Sorry to return to the same subject so soon, but this week's edition also includes a typically obnoxious column by Taki, chronicler of the coke-fuelled jet-set. Not content with writing a hymn of praise to Jean-Marie Le Pen, he can't resist raising the spectre of the great Jewish conspiracy:
We now know that the recently indicted Lewis Libby, Cheney’s numero uno, is obviously taking the dive for his boss. The New York Sun is screaming for a pardon before the real stuff comes out. "The haphazard, poorly planned and almost criminally executed occupation of Iraq" was a Wolfowitz-Douglas Feith plan, which most likely originated in Israel in 1996.

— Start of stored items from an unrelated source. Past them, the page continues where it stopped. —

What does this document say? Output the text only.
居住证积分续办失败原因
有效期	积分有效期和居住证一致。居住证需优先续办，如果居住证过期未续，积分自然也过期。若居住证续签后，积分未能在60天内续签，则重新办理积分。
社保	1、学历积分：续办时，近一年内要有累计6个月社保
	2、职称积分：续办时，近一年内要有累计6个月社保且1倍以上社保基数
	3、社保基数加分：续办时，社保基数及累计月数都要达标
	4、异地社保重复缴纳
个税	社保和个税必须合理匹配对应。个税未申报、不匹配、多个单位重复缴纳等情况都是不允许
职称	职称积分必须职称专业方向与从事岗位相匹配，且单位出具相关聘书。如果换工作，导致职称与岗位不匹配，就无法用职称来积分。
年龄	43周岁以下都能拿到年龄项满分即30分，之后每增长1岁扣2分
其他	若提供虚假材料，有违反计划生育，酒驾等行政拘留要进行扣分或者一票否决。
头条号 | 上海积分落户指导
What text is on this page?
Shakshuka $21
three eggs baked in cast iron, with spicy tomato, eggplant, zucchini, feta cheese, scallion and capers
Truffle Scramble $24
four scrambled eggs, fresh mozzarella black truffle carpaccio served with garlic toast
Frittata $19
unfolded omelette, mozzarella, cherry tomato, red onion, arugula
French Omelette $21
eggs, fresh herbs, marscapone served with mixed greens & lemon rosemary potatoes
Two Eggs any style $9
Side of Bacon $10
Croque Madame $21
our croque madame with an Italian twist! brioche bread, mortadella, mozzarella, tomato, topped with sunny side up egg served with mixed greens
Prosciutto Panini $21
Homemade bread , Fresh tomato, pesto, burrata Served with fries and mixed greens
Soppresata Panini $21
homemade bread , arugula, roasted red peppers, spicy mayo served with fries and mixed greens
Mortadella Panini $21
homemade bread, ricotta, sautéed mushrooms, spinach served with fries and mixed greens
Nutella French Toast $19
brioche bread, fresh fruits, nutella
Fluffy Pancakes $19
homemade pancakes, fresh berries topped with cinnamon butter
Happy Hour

And there's more genteel mud-throwing on the books pages, where James Astill reviews George Packer's account of the war:
Its cheer-leaders were a motley lot: the "neo-cons", for whom liberal democracy would flourish in tyranny’s defeat; right-wing realists, thirsty for oil and jealous of Saddam Hussein’s weapons programmes; left-wing humanitarian interventionists, including Packer, a wise reporter for the New Yorker; and random opportunists and controversialists, like Christopher Hitchens, a bar-stool general, fighting militant Islam over a boozy lunch: "You want to be a martyr? I’m here to help."

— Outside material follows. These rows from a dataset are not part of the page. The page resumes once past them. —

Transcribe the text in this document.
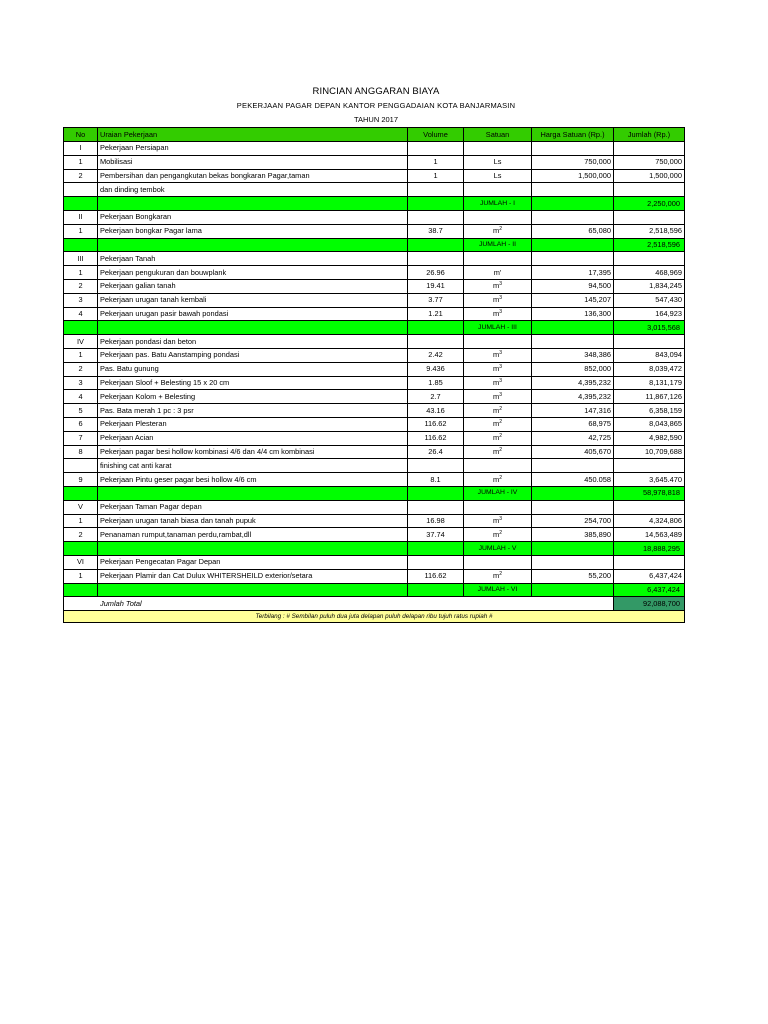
RINCIAN ANGGARAN BIAYA
PEKERJAAN PAGAR DEPAN KANTOR PENGGADAIAN KOTA BANJARMASIN
TAHUN 2017
No	Uraian Pekerjaan	Volume	Satuan	Harga Satuan (Rp.)	Jumlah (Rp.)
I	Pekerjaan Persiapan				
1	Mobilisasi	1	Ls	750,000	750,000
2	Pembersihan dan pengangkutan bekas bongkaran Pagar,taman	1	Ls	1,500,000	1,500,000
	dan dinding tembok				
			JUMLAH - I		2,250,000
II	Pekerjaan Bongkaran				
1	Pekerjaan bongkar Pagar lama	38.7	$m^2$	65,080	2,518,596
			JUMLAH - II		2,518,596
III	Pekerjaan Tanah				
1	Pekerjaan pengukuran dan bouwplank	26.96	m'	17,395	468,969
2	Pekerjaan galian tanah	19.41	$m^3$	94,500	1,834,245
3	Pekerjaan urugan tanah kembali	3.77	$m^3$	145,207	547,430
4	Pekerjaan urugan pasir bawah pondasi	1.21	$m^3$	136,300	164,923
			JUMLAH - III		3,015,568
IV	Pekerjaan pondasi dan beton				
1	Pekerjaan pas. Batu Aanstamping pondasi	2.42	$m^3$	348,386	843,094
2	Pas. Batu gunung	9.436	$m^3$	852,000	8,039,472
3	Pekerjaan Sloof + Belesting 15 x 20 cm	1.85	$m^3$	4,395,232	8,131,179
4	Pekerjaan Kolom + Belesting	2.7	$m^3$	4,395,232	11,867,126
5	Pas. Bata merah 1 pc : 3 psr	43.16	$m^2$	147,316	6,358,159
6	Pekerjaan Plesteran	116.62	$m^2$	68,975	8,043,865
7	Pekerjaan Acian	116.62	$m^2$	42,725	4,982,590
8	Pekerjaan pagar besi hollow kombinasi 4/6 dan 4/4 cm kombinasi	26.4	$m^2$	405,670	10,709,688
	finishing cat anti karat				
9	Pekerjaan Pintu geser pagar besi hollow 4/6 cm	8.1	$m^2$	450.058	3,645.470
			JUMLAH - IV		58,978,818
V	Pekerjaan Taman Pagar depan				
1	Pekerjaan urugan tanah biasa dan tanah pupuk	16.98	$m^3$	254,700	4,324,806
2	Penanaman rumput,tanaman perdu,rambat,dll	37.74	$m^2$	385,890	14,563,489
			JUMLAH - V		18,888,295
VI	Pekerjaan Pengecatan Pagar Depan				
1	Pekerjaan Plamir dan Cat Dulux WHITERSHEILD exterior/setara	116.62	$m^2$	55,200	6,437,424
			JUMLAH - VI		6,437,424
Jumlah Total					92,088,700
Terbilang : # Sembilan puluh dua juta delapan puluh delapan ribu tujuh ratus rupiah #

UPDATE: Harry's Place notes the similarity between the Spectator's cover illustration and the New Statesman's notorious Star of David. Good point.
Andrew Sullivan once called Taki a "rancid old fascist." I always thought that was a great description of him. He certainly has a soft spot for the Wehrmacht. He's a dirty old lech who thinks he's morally superior because he has buckets of money.